A Top End school became a finalist in the national Junior Landcare awards for its environmental monitoring, including using a drone to count seasonal changes in buffalo numbers.

Story Kirsty McKenzie

If there’s one thing Manyallaluk School principal Ben Kleinig has learnt during his 20-plus years in the classroom, it’s that sometimes the wildest notions can have the best outcomes. When Ben asked students at the school in the Aboriginal community 105km north-east of Katherine, NT, how they would like to develop their science skills, one bright spark suggested they needed a drone. The resulting body of science work earned the school the 2021 Woolworths Junior Landcare Team Award in the NT Landcare Awards and the honour of being finalists in the 2022 National Landcare Awards, which were announced in March this year.

“The education department was keen to increase the STEM [science, technology, engineering and mathematics] curriculum content,” Ben explains. “I was a bit reluctant, as I don’t feel entirely confident with my own tech skills, so I thought I might as well own it and ask the kids what they thought would help. When they came up with the drone, I thought we should run with it as sometimes the initially crazy-sounding ideas have the best results.”

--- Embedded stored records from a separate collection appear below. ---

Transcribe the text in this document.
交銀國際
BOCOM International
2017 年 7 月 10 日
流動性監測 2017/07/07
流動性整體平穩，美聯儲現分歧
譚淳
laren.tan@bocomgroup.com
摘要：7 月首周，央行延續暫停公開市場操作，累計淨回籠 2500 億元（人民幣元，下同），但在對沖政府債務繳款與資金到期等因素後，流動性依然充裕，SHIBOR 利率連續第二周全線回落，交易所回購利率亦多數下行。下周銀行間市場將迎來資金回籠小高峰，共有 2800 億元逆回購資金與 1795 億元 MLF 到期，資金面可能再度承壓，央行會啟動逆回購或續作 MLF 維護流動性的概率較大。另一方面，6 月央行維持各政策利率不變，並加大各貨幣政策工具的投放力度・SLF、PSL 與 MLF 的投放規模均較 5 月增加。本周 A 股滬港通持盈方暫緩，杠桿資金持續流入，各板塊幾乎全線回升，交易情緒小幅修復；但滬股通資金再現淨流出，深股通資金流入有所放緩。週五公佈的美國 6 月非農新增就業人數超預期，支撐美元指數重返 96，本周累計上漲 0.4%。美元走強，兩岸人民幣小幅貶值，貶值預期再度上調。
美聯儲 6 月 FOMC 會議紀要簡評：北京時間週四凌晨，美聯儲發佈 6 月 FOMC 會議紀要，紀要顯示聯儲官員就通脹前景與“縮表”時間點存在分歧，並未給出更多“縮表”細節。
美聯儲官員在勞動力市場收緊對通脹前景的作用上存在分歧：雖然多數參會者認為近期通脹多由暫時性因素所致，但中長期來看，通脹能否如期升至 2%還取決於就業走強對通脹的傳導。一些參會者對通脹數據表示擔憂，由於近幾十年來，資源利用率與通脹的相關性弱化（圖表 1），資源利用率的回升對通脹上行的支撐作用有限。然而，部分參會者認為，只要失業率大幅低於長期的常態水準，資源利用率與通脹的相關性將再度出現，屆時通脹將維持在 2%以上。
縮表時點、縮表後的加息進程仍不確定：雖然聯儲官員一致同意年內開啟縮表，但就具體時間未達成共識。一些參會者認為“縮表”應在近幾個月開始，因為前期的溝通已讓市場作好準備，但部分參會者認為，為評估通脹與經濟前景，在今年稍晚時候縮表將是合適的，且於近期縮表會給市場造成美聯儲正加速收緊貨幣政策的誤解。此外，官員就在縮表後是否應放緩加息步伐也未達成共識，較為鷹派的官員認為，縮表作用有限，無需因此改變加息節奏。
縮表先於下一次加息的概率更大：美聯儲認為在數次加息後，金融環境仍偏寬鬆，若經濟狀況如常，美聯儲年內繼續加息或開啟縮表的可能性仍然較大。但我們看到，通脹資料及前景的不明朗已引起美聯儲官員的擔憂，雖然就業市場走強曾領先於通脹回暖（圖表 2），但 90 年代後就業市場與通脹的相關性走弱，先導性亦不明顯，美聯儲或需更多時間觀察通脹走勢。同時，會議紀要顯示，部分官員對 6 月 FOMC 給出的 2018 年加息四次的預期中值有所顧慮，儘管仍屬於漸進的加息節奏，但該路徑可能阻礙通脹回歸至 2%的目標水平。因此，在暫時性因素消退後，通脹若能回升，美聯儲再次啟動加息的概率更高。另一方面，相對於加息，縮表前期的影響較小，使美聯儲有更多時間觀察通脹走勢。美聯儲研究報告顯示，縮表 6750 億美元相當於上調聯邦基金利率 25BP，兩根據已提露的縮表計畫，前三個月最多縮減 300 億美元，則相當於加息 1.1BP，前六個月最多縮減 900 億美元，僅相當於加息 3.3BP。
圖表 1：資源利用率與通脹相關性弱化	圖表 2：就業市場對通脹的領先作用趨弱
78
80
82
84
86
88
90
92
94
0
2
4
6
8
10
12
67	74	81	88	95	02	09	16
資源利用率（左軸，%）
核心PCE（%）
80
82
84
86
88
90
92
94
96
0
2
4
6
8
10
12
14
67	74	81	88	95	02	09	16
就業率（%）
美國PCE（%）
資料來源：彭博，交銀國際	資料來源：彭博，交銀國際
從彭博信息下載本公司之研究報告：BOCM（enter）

The drone was duly ordered and, once it arrived, Ben, who teaches at the school with his wife Meg and two assistants from the local community, decided to put it to use by starting an aerial survey of the local buffalo population. “We needed to show the children that it was more than a cool toy,” he says. “We hit on the idea of the survey as a way to introduce some meaningful learning from the equipment. As a bonus, the process of documenting the findings was a powerful motivator for improving the kids’ reading and writing skills.”

Every Friday at 11am the entire school population of 23 students from transition to year 6 would meet outdoors to fly the drone 800m in either direction of the Kokali Creek crossing to observe how buffalo numbers changed throughout the year. “By plotting the data on a graph, the kids were learning basic scientific methodology,” Ben says.